Because of Brown’s prison population reduction plan, called Realignment AB 109, convicted felons can now serve longer sentences in local county jails.
“It’s a question of having access to
self-help programs, personal TVs/radios”
Temkar focuses on the story of James Russell Scott, a convicted felon. Scott is serving a seven-year sentence in Monterey County Jail for a drug violation.
One of the issues raised by Temkar is the lack of space that is available for rehabilitation programs in county jails, which were not built to handle long-term stays.
Scott, a confessed drug addict who has been in prison before, says that he would have preferred to go to prison. He opined that the medical facilities in prison are better than those in county jails and that prison has better food.

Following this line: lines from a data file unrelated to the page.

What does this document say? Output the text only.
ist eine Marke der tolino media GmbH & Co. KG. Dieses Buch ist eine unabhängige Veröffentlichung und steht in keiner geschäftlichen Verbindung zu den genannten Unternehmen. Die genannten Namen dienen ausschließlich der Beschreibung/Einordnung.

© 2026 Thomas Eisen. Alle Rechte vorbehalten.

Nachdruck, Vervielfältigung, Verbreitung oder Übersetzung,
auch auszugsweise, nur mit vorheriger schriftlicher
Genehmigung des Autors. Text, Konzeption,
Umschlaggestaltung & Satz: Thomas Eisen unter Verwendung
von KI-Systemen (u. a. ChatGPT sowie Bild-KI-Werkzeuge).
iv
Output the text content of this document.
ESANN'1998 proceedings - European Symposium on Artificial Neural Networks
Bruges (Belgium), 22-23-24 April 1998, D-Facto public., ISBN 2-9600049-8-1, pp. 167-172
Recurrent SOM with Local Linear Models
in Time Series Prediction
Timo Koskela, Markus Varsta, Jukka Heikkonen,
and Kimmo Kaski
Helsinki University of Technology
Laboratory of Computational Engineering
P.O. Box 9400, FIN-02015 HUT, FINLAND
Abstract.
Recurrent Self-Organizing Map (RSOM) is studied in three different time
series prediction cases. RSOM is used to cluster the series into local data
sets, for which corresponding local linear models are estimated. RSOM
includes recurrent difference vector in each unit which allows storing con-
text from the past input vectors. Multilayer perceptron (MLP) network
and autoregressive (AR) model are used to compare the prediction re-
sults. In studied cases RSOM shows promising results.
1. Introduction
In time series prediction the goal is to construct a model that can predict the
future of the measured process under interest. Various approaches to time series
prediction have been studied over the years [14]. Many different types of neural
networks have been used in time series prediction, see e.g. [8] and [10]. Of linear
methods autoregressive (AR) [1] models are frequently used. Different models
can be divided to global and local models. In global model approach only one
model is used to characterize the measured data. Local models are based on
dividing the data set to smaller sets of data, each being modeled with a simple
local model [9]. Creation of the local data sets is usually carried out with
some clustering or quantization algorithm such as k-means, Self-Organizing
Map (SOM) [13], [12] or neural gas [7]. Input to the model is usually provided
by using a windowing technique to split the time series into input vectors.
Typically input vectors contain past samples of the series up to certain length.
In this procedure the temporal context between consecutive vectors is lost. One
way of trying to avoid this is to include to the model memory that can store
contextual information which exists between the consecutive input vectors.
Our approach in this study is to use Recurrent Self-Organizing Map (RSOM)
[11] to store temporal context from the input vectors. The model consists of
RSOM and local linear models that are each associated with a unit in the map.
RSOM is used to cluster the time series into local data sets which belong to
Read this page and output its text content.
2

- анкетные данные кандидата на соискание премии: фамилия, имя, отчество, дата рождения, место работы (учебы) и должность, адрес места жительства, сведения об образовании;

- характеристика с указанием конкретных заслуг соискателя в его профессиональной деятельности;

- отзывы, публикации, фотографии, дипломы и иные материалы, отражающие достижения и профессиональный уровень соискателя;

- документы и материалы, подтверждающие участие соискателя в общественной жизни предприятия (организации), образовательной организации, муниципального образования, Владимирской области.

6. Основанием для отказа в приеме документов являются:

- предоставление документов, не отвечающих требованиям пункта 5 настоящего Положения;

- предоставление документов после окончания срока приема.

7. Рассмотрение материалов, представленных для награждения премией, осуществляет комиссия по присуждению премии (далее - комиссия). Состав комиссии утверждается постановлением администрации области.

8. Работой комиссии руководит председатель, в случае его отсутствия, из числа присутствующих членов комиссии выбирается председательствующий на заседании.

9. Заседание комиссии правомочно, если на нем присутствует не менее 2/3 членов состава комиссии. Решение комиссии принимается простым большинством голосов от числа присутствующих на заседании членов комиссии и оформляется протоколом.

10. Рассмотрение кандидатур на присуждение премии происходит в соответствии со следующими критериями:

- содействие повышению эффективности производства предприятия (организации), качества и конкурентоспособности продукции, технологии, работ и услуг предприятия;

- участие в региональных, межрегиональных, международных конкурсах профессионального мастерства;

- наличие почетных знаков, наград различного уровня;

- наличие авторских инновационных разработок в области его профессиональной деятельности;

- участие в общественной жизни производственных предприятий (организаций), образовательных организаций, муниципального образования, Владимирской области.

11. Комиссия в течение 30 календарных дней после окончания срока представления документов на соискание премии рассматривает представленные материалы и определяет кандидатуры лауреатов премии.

Some inmates agree that prison is a better place to do time than county jail.
“It’s a question of having access to self-help programs, personal TVs/radios, access to an outside yard of recreation, family visiting, contact visiting and more,” said Anthony Ammons, a San Quentin inmate serving a life sentence.
County Sheriff Scott Miller expressed support for more funding for jail programs. At the same time, he added, his facility is not equipped for longer sentences. “It’s one thing to have someone here for four years and it’s quite another to have someone here for 24 years,” Miller said.
Critics of the state’s incarceration system are not particularly satisfied with the state’s handling of realignment. According to Temkar, they argue that the state is just shuffling inmates from one lock-up facility to another. They don’t see the state as really addressing the issue of reducing the population, reducing jail sentences and the financing of rehabilitation programs.
Tash Nguyen, an activist with Sin Barras, a prison reform group, said that the proliferation of jails only creates a larger landscape where jails exist. Longer stints in jails or the building of more jails will not relieve the state of its overcrowding, nor does it ensure public safety. Activists contend that more money should be spent on treatment facilities and prevention and that the community must become more involved in this endeavor.